Recoger primero lo que tiene plazo
No hace falta procesarlo todo con cuidado. Aseguras primero solo aquello que puede causar un daño real.
Con mirar el remitente se ve más o menos la prioridad.
- Abrir primero: administración local, hacienda, organismos de pensiones, aseguradoras, entidades financieras, tu empresa. Es probable que haya plazos o dinero implicados
- Abrir a continuación: centros médicos, centros educativos, proveedores de servicios que tienes contratados. Puede que requieran una respuesta
- Puede esperar: publicidad, folletos informativos, catálogos. Tirarlos sin abrir difícilmente causa un daño real
Si con esta clasificación procesas antes solo el primer grupo, la probabilidad de daño real baja mucho. Y la culpa por dejar el resto para después se aligera cuando el criterio de decisión es si hay daño o no.
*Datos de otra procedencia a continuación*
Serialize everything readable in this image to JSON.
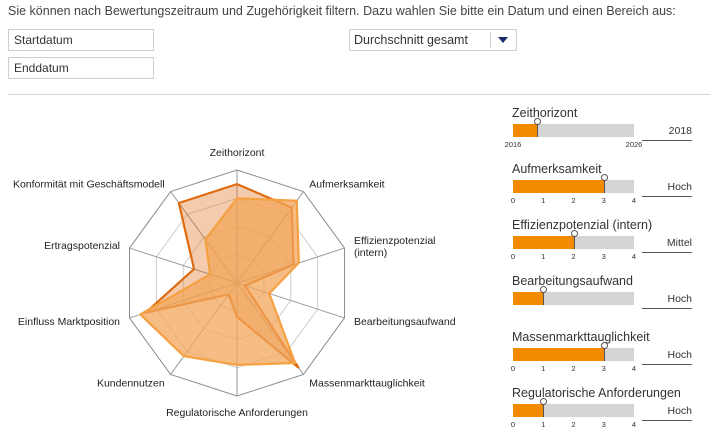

Si aparece algo cuyo plazo ya ha vencido, no te agobies en ese momento: busca los datos de contacto. Muchos trámites conservan margen de solución pasado el plazo, y al contactar te explican cómo hacerlo. No haber abierto cuesta menos que abrir y después no hacer nada.
Pasar a un sistema que no acumula
Aunque lo ordenes una vez, si el sistema no cambia volverá a acumularse.
El cambio de mayor efecto es reducir la cantidad que recibes. Pasar los extractos en papel a formato electrónico, solicitar que dejen de enviarte los envíos que no necesitas, darte de baja de los avisos para socios de las tiendas online. Si entra menos, también bajan las veces que hay que procesar algo.
Después, fijar el lugar donde se abre. Abrir de pie en la entrada y tirar ahí mismo lo que no sirve. Si lo metes en la habitación, aparece un sitio donde dejarlo y empieza a acumularse.
Y luego, fijar la frecuencia con la que se abre. No a diario: decides una vez por semana. Cuando hay una hora fijada, dejarlo estar los días previos no supone ningún problema. Teniendo en cuenta la relación entre un espacio ordenado y tu estado interno, el papeleo también puede tratarse igual, como una cuestión de diseño del entorno.
Si el estado de no poder abrir los sobres se prolonga mucho, es posible que detrás haya otra carga. Cuando el desgaste del trabajo o de la vida diaria es grande, las tareas que exigen decisiones son las primeras en caerse. Conviene mirar si el problema son solo los documentos o si también se te está haciendo difícil sostener el resto de la vida. Si es lo segundo, tiene más sentido mirar la carga en su conjunto antes de ocuparte del papeleo.